11) I then had to be able to keep track of the codons that were pulled during each iteration of the loop. I thus created an empty variable called “linker_sequence” and just added the string for the new codon at the back of “linker_sequence” during each iteration.

linker_sequence = ""  # A blank variable to keep track of things
length = int(length)  # To convert the input text into a number
for x in range(0,length):   
    new_codon = codons[randint(0,9)]  
    linker_sequence = linker_sequence + new_codon  
    x = x + 1

12) Lastly is putting a final print function so it returns the desired string of nucleotides to the user.

print(linker_sequence)

Nice, I think that does it for the script. Super easy and simple!

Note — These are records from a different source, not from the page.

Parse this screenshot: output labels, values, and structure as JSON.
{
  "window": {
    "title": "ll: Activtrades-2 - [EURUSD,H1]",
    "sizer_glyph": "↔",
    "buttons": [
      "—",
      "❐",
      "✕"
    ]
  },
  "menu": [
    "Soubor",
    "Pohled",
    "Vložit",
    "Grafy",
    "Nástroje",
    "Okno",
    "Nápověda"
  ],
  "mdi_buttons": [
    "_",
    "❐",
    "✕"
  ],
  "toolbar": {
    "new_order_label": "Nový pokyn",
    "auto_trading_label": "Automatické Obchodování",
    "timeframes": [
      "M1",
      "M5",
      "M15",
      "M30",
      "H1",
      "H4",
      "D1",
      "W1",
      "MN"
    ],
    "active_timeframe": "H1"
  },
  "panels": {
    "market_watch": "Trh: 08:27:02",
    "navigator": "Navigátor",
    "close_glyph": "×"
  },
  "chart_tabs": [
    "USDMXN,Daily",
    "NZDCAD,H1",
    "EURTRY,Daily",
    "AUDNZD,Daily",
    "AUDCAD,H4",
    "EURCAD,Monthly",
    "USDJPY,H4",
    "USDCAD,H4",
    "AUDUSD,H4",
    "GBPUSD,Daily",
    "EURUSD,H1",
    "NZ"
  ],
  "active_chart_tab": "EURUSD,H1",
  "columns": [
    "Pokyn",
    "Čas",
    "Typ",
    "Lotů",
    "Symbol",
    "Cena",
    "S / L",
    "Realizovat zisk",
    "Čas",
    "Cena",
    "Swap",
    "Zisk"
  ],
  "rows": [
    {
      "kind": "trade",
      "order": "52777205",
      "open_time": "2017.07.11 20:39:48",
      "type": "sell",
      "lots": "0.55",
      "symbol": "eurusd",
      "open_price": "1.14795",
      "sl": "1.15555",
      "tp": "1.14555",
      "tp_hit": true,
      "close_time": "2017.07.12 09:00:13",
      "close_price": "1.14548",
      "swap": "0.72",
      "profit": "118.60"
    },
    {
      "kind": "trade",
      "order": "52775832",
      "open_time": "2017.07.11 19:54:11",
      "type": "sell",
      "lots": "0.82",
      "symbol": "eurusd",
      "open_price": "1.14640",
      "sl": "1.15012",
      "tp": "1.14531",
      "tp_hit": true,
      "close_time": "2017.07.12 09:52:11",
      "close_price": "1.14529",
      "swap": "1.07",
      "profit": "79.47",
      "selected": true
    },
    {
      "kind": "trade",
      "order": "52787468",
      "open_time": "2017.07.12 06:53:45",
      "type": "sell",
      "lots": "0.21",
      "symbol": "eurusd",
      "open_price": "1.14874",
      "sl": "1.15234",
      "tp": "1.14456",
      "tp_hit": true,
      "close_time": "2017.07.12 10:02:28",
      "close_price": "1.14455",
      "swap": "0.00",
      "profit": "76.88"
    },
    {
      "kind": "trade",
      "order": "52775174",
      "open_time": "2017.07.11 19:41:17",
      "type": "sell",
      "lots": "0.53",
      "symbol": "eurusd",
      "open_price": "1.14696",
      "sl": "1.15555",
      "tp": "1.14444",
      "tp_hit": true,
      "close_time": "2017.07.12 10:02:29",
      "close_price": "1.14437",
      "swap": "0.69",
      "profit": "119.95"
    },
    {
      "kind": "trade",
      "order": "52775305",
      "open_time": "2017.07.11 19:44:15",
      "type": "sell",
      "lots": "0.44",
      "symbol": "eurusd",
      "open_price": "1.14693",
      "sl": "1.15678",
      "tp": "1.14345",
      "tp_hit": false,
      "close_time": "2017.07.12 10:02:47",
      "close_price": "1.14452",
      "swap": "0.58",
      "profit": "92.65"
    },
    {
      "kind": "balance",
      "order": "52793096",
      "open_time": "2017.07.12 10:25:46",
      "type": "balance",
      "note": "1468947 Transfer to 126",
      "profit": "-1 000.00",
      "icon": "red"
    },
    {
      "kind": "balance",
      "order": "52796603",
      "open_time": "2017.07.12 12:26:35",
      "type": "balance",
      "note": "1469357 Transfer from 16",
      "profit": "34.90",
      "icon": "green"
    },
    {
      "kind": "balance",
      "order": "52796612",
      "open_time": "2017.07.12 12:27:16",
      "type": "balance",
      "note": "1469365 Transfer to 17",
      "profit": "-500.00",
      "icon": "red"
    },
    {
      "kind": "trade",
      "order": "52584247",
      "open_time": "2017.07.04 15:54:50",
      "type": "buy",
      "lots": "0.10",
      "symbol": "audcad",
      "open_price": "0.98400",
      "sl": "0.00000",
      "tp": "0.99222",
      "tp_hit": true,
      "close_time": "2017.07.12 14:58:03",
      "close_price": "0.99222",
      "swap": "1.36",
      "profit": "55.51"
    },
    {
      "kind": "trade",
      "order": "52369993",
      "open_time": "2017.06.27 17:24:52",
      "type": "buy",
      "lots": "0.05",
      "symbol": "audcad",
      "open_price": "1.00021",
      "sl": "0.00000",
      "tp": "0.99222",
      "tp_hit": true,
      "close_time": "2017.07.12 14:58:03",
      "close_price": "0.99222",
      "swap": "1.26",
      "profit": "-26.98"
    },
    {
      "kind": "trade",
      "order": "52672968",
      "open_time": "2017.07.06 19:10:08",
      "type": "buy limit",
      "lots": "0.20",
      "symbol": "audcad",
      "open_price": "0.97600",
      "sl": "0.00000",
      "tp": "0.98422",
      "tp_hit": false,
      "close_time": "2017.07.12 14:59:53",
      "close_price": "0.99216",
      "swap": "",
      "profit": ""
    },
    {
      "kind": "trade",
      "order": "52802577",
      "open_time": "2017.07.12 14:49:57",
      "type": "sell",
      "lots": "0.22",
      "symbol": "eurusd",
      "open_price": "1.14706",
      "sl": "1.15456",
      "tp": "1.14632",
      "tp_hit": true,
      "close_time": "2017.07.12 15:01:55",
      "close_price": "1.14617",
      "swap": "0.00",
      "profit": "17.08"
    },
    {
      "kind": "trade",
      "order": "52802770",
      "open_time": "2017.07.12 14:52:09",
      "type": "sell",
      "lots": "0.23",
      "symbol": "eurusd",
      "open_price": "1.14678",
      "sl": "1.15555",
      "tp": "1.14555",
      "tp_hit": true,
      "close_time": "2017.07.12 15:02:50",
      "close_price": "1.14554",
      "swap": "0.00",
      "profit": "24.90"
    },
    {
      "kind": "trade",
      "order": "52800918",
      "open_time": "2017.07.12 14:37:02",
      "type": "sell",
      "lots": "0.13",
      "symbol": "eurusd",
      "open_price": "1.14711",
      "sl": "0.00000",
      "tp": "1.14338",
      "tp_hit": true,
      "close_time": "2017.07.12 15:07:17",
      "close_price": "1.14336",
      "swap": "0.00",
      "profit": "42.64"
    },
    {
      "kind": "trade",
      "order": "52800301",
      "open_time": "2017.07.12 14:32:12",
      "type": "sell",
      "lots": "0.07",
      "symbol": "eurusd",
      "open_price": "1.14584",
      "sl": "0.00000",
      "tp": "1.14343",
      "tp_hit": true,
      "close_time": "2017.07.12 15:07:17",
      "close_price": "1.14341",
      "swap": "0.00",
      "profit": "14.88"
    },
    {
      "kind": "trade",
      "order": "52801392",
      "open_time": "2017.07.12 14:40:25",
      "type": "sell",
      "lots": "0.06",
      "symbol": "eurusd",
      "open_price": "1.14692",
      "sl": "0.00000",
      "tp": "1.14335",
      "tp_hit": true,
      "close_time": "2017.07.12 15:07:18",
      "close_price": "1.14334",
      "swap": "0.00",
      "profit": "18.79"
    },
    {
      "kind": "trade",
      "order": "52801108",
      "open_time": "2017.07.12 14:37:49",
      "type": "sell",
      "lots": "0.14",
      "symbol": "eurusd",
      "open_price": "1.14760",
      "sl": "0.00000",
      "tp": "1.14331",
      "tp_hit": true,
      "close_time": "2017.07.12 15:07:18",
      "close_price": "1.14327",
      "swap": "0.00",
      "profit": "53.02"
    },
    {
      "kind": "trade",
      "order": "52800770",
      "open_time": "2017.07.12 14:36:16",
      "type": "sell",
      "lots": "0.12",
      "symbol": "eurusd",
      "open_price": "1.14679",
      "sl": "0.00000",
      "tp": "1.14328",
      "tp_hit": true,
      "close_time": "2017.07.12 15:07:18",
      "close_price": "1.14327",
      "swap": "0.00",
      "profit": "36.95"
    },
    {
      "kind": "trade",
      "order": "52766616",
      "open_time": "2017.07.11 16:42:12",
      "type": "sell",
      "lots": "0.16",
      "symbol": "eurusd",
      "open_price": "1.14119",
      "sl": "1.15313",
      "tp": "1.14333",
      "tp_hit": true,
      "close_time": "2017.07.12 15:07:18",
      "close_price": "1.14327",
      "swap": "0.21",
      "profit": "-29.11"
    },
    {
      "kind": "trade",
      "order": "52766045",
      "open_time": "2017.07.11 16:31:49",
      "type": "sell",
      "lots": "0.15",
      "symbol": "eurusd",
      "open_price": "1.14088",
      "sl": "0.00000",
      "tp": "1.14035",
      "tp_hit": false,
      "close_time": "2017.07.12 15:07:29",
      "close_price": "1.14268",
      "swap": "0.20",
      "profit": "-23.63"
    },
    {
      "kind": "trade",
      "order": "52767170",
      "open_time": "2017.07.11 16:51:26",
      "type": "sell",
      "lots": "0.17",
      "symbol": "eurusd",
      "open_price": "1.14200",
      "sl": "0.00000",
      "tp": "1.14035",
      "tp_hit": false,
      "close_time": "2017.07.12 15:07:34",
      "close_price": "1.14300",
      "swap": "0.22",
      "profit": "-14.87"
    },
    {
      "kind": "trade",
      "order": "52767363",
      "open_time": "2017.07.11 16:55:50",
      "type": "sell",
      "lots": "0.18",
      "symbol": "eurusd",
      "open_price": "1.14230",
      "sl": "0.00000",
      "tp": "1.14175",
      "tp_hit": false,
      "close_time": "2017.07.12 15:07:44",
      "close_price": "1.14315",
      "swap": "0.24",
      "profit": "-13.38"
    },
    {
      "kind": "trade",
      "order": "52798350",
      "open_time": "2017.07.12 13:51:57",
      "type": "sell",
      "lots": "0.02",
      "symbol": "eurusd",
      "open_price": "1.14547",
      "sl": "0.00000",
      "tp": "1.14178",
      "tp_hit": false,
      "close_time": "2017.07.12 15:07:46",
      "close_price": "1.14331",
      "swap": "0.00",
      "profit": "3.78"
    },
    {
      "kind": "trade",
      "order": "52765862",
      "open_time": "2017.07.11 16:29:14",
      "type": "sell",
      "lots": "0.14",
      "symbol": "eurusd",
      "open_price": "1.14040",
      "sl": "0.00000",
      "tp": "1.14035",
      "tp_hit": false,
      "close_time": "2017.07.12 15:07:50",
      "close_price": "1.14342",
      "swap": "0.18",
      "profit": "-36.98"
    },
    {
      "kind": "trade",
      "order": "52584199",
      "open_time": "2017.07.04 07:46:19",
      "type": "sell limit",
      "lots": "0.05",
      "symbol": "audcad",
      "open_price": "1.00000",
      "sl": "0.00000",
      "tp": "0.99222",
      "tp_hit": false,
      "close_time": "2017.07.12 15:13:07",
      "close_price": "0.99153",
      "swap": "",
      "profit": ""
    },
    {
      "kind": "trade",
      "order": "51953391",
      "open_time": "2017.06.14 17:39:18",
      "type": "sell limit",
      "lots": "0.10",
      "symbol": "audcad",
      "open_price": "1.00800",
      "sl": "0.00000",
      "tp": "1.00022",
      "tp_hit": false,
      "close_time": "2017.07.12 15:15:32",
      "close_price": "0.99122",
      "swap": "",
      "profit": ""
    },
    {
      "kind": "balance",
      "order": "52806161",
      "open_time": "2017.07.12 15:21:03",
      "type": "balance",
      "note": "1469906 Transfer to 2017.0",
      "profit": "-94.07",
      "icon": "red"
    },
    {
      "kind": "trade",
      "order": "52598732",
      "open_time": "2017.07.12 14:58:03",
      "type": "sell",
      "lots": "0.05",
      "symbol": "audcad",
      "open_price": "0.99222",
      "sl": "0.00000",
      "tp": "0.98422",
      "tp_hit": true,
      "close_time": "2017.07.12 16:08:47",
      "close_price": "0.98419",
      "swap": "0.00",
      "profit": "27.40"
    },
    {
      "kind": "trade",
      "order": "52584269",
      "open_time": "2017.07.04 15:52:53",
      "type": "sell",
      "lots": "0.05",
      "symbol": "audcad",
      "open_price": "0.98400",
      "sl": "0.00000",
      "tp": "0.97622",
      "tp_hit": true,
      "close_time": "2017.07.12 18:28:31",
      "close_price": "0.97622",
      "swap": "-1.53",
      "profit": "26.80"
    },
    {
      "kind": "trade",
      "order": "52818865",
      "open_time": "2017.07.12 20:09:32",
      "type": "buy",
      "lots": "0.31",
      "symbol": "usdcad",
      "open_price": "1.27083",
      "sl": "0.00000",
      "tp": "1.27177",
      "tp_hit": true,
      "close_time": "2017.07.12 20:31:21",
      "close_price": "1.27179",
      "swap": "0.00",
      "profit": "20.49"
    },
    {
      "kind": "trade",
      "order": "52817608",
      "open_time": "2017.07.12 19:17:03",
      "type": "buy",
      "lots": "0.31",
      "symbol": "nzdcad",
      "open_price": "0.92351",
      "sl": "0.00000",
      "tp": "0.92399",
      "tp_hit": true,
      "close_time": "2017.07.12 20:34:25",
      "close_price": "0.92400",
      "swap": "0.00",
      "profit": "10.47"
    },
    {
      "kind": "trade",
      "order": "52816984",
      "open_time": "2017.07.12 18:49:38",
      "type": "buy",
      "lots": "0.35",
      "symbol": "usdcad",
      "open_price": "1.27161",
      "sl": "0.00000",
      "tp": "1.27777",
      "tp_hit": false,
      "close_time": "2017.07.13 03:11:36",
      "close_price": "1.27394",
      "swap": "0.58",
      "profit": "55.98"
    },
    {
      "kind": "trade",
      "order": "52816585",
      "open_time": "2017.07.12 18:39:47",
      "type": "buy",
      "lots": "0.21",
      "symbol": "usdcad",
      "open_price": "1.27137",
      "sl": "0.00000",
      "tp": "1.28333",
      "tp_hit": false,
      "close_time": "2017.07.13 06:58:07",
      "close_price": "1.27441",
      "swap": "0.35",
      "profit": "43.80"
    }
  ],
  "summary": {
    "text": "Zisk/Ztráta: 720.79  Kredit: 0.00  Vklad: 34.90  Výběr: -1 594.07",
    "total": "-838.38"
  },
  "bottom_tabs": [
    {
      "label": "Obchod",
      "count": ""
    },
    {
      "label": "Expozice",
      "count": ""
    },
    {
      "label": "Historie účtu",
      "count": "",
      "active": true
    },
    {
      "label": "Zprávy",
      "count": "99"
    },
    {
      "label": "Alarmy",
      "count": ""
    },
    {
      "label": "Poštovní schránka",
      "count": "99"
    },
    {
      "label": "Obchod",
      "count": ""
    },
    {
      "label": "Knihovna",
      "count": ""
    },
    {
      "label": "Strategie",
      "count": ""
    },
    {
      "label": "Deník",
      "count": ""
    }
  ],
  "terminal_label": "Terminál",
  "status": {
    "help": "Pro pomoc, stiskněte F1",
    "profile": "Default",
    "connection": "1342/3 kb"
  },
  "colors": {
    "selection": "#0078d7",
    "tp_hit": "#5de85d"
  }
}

13) Finally, let’s test the script. I typed in 5 amino acids, and it gave me “TCTAGTTCAGGCTCT” as the output string. I google searched “Transeq” to get to the ebi for a simple codon translator, and translation of the nucleotide sequence above gave “SSSGS” as the protein sequence. So great, it worked! Sure, a little serine heavy, but that’s random chance for you. Should still be perfectly fine as a linker, regardless. Now to finish planning this plasmid…

Note: I’ve posted both the iPython notebook file (.ipynb) and a simple python script (.py) on my Github page. Feel free to use them!